Und dann, drei Siege später, ist sie plötzlich das Covergirl des Turniers, schmückt Titelseiten und bezaubert ganz Wimbledon und Grossbritannien.

Ihr Name: Emma Raducanu, geboren in Toronto, Vater Rumäne, Mutter Chinesin, Musterschülerin mit Bestnoten und einem unbeschwerten Lächeln, das für jede Zahnpastawerbung infrage käme. Mit ihrem 6:3, 7:5 über die Rumänin Sorana Cirstea (WTA 45) qualifizierte sich Raducanu am Samstag sensationell für die Achtelfinals.

Damit verbesserte sie einen 42 Jahre alten Rekord und ist nun die jüngste Britin, die in der Profiära so weit gekommen ist. Und da sie mit der Australierin Ajla Tomljanovic (75) auf eine andere Aussenseiterin trifft, darf sie nun sogar von noch mehr träumen. Immerhin schlug sie auch schon Vitalia Diatschenko (150) und Marketa Vondrousova (42).

«Meine Eltern hatten mir gesagt, ich würde viel zu viele Tenniskleider einpacken.»

Emma Raducanu

«Ich bin so froh, dass mir der Verband eine Wildcard gegeben hat, und wollte einfach das Beste daraus machen», sagte Raducanu.
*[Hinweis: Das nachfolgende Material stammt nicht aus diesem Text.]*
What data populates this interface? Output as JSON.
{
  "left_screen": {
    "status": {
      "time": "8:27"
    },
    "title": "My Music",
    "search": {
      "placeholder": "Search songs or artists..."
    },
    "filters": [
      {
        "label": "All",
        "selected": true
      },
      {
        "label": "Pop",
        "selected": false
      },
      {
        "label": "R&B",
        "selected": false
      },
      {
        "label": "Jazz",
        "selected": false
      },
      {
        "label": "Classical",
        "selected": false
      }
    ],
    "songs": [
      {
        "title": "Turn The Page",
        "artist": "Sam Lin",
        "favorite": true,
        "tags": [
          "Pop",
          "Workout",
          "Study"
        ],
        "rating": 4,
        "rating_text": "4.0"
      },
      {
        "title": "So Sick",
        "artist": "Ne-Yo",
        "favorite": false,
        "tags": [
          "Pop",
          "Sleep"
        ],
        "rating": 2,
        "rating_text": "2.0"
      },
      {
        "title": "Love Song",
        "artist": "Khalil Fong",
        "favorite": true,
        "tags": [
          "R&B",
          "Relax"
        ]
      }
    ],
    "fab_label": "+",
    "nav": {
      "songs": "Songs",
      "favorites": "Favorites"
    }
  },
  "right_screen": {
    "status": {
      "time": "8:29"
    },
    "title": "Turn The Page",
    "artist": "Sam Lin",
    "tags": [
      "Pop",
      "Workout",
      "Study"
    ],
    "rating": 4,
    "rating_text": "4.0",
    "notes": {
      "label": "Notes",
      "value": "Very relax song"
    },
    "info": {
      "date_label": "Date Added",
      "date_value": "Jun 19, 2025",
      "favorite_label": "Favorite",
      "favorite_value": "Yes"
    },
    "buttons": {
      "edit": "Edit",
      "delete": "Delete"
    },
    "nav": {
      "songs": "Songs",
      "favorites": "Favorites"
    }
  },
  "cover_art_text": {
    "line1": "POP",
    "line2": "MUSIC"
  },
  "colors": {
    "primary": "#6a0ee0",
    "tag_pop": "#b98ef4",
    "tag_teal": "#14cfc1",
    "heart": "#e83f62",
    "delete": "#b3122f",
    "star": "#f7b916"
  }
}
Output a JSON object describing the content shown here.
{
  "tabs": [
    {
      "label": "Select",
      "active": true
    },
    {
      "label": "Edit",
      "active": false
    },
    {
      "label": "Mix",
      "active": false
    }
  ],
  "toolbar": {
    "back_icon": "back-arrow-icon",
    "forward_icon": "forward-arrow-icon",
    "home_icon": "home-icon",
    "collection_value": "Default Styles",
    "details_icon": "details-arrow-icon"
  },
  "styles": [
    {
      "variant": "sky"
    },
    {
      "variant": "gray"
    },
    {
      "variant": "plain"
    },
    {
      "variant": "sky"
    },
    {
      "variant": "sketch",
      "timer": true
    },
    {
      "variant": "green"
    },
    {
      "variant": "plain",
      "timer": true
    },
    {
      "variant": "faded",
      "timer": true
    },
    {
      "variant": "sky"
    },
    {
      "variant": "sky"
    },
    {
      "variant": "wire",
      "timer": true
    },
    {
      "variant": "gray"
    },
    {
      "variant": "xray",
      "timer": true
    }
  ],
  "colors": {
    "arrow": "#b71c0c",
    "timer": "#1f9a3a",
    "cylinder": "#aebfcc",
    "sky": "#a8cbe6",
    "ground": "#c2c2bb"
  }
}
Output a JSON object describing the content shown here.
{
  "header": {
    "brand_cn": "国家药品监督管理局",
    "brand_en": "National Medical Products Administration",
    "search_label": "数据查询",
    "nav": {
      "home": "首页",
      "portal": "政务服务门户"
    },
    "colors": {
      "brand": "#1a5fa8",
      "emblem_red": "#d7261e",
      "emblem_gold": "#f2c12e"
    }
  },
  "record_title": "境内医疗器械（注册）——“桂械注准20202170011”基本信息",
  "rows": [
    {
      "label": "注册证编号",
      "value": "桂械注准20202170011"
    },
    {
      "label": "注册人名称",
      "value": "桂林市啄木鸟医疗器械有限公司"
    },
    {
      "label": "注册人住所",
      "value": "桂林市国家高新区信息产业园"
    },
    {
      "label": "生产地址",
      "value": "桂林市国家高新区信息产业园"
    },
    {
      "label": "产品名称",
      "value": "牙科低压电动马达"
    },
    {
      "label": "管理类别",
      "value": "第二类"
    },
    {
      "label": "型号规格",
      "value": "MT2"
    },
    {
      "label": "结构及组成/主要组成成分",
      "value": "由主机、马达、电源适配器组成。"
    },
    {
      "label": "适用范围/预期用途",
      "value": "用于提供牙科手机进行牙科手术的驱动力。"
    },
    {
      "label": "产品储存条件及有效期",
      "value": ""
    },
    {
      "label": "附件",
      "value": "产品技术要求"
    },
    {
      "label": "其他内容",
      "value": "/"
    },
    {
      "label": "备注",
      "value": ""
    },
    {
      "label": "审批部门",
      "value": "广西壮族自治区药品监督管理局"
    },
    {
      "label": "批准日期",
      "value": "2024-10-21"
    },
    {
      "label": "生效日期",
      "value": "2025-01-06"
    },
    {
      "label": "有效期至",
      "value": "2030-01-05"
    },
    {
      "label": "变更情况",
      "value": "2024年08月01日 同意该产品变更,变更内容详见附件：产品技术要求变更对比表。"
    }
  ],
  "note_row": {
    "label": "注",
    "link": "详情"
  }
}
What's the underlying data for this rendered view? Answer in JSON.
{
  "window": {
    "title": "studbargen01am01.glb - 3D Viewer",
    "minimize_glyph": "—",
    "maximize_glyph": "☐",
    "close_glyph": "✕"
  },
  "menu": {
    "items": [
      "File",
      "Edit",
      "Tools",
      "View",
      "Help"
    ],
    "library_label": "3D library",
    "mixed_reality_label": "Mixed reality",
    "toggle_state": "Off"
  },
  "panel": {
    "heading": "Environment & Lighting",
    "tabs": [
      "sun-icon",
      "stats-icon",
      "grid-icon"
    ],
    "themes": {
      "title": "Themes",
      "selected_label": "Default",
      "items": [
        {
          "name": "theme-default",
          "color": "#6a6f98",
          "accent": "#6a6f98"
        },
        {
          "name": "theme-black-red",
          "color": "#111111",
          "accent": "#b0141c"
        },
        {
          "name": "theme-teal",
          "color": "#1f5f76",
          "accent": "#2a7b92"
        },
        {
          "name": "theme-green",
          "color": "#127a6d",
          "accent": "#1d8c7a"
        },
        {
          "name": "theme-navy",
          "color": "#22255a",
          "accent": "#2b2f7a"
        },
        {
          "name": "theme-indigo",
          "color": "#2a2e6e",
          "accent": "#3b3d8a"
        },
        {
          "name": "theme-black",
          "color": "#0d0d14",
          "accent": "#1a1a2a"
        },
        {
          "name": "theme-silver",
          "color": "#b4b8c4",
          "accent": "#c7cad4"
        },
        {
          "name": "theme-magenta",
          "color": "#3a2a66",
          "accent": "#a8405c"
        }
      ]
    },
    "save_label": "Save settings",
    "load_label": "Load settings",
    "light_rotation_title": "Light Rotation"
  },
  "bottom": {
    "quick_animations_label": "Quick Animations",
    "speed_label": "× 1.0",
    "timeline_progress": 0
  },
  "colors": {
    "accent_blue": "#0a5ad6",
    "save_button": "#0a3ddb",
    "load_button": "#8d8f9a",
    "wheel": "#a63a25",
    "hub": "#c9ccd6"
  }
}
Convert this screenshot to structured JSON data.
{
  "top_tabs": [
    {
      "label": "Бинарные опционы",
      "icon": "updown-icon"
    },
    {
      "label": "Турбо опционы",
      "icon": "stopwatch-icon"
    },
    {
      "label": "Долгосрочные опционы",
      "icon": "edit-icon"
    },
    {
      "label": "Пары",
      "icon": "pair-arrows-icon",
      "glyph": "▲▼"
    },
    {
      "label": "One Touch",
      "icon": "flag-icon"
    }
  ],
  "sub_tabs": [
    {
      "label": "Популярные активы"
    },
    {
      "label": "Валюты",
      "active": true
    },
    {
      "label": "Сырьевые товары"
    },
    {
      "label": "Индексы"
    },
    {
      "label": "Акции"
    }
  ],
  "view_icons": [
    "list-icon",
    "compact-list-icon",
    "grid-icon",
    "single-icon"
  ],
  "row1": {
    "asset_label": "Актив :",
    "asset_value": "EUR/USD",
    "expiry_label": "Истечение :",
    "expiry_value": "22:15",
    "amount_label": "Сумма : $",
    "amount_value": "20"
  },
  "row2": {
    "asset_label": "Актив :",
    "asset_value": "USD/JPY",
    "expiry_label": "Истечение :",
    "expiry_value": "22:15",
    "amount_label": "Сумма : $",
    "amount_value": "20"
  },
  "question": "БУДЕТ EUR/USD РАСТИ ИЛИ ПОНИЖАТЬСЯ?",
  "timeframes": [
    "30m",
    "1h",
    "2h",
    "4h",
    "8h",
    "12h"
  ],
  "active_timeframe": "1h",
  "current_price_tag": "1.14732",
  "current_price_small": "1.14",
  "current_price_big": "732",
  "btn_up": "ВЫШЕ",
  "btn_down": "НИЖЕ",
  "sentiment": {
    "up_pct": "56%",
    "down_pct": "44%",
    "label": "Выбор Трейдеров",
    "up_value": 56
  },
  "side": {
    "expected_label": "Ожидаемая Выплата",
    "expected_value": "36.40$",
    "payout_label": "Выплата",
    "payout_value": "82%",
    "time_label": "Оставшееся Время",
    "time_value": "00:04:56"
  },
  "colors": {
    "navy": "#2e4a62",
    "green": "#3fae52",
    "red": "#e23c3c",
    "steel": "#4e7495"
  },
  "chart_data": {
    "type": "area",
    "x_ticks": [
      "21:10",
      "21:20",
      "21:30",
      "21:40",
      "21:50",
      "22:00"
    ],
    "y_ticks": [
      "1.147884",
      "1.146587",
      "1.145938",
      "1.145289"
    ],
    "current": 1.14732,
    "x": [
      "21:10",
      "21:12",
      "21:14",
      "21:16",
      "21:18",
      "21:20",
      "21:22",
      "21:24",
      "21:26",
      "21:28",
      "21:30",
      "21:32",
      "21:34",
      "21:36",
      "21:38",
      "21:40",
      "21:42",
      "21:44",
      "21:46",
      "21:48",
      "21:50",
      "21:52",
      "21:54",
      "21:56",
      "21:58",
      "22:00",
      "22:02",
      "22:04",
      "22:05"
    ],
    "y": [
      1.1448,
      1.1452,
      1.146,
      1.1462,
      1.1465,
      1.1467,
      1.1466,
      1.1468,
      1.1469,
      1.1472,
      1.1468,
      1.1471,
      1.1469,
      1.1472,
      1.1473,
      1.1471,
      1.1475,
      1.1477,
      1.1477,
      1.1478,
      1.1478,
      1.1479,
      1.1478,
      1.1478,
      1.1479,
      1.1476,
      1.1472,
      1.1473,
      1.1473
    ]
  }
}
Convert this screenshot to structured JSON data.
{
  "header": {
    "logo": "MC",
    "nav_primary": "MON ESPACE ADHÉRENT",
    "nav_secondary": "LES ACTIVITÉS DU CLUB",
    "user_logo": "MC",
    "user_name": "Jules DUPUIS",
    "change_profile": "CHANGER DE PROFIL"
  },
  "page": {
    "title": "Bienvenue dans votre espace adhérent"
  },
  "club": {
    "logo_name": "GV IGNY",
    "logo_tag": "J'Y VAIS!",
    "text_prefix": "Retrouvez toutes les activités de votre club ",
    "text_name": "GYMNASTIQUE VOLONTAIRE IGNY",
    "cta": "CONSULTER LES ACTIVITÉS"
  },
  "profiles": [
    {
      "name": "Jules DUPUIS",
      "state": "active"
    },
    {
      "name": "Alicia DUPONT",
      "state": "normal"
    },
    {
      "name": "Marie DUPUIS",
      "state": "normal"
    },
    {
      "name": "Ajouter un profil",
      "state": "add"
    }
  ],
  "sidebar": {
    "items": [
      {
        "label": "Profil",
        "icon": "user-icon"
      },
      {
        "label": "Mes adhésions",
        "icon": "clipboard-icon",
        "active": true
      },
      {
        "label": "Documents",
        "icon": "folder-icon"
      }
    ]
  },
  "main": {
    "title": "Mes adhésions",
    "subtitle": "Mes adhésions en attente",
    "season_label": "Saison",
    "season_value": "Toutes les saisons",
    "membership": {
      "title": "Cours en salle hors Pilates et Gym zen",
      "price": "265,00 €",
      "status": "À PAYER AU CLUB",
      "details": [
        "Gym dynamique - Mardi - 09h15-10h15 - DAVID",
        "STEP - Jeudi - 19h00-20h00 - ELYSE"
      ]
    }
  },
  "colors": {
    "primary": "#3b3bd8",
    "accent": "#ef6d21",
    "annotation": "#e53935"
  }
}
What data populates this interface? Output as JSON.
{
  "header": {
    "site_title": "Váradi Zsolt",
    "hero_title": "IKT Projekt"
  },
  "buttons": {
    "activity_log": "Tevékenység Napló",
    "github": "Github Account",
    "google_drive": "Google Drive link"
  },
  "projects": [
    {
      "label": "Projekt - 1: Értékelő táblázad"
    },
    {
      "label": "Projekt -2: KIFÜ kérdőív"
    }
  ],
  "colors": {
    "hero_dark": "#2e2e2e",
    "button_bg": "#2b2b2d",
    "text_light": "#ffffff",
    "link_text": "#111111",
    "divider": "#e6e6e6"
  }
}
Sie hatte auf der WTA-Tour erst im vergangenen Monat debütiert, in Nottingham, wo sie sogleich verlor, und spielt erst ihr zweites grosses Turnier. «Das war mit Abstand die grösste Arena, in der ich je gespielt habe», sagte sie im Siegerinterview auf Court 1. Und erzählte: «Meine Eltern hatten mir gesagt, ich würde viel zu viele Tenniskleider einpacken. Und jetzt muss ich sogar noch den Wäscheservice in Anspruch nehmen.»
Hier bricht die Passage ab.